I run. I run through the hills and the ice and the snow, tears streaming down my face. Eventually, I find myself in a cave. It’s warm, brighter than it should be. The source of the light and heat is a sphere, floating in the center, glowing.

A sound behind me startles me. I turn, but it is only the dog. I mumble a greeting, turning back to study this new thing. It is me. It is all of me. Ephemeral, like a ghost. Instinctively, I know this is what we’ve been searching for.

I’m so wrapped up in the object, I don’t notice the sounds of the change. I don’t hear the click-clack of chitinous legs on the stones beneath. I only notice something is wrong when I see the thick talon protruding from my chest. Gold neglected to mention the Mindweavers could shape-shift. At least, not this go around. A memory of a memory, a fragment of knowledge floating to the surface too late to do me any good.

The creature does not cackle triumphantly, or toy with me like a cat with a mouse. It simply drags me towards a salivating maw that I cannot see but I must have seen a thousand times before. A force of nature. A being of singular focus and deadly purpose.

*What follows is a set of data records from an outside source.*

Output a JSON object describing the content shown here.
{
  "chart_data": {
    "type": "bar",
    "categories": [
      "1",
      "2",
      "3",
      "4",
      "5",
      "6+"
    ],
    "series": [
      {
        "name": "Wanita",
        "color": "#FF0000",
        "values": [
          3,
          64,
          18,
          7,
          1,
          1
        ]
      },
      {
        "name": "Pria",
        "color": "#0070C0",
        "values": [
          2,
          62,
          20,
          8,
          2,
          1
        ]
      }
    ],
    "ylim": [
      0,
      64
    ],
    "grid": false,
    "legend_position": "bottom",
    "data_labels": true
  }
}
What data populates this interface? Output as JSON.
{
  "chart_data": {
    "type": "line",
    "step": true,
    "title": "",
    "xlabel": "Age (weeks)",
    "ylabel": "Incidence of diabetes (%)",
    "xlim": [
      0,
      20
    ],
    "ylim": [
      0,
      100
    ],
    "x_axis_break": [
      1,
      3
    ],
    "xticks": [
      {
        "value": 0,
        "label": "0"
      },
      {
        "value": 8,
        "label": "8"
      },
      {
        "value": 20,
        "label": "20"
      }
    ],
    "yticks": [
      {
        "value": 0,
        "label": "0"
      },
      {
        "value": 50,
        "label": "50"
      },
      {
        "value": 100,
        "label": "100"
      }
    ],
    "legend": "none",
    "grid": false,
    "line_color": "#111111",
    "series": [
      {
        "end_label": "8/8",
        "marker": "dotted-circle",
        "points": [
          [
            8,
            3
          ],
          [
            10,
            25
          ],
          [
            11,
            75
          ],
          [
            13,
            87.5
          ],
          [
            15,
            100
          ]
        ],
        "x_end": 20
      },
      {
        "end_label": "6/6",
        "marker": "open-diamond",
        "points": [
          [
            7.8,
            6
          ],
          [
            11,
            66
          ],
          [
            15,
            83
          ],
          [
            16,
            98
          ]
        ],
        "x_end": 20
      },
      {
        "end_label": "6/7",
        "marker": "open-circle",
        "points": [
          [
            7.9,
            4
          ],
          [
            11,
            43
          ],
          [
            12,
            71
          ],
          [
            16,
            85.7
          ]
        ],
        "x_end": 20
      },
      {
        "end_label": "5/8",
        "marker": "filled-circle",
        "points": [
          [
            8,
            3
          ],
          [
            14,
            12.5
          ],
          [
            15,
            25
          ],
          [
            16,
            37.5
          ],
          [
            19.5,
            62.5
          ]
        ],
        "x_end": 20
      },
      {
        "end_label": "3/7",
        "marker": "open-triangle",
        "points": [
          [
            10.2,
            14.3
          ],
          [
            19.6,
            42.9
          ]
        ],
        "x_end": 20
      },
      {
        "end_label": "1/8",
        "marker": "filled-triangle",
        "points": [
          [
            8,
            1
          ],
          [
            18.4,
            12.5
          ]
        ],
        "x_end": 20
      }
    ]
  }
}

The ‘weaver is so focused on mealtime it doesn’t notice the canine form drifting in on the breeze, floating slowly past my impaled body. The creature only has eyes for me until a pair of metal jaws clamp down on the heart of the dream.

The terrible sound of the unraveling drowns out the cries of the weaver. I’m whirled around. I’m sucked in. My body of mind rips into a thousand pieces, crashing against the rocks of the sea of dreams.

Every dream starts the same. Every dream ends the same. Nothing to nothing. An endless, empty expanse. Darkness. I haven’t dreamed in years.

I wake from my dreamless sleep, more exhausted than when I laid down. I sit alone in the pre-dawn glow. My gaze drawn to the dreamcatcher over the bed, a present from my Uncle Jerry, my fingers drawn to the small piece of pyrite at the center of sinew web. For an instant, it seems warm, pulsing, but the feeling fades and I’m left alone in a world of formless shadow.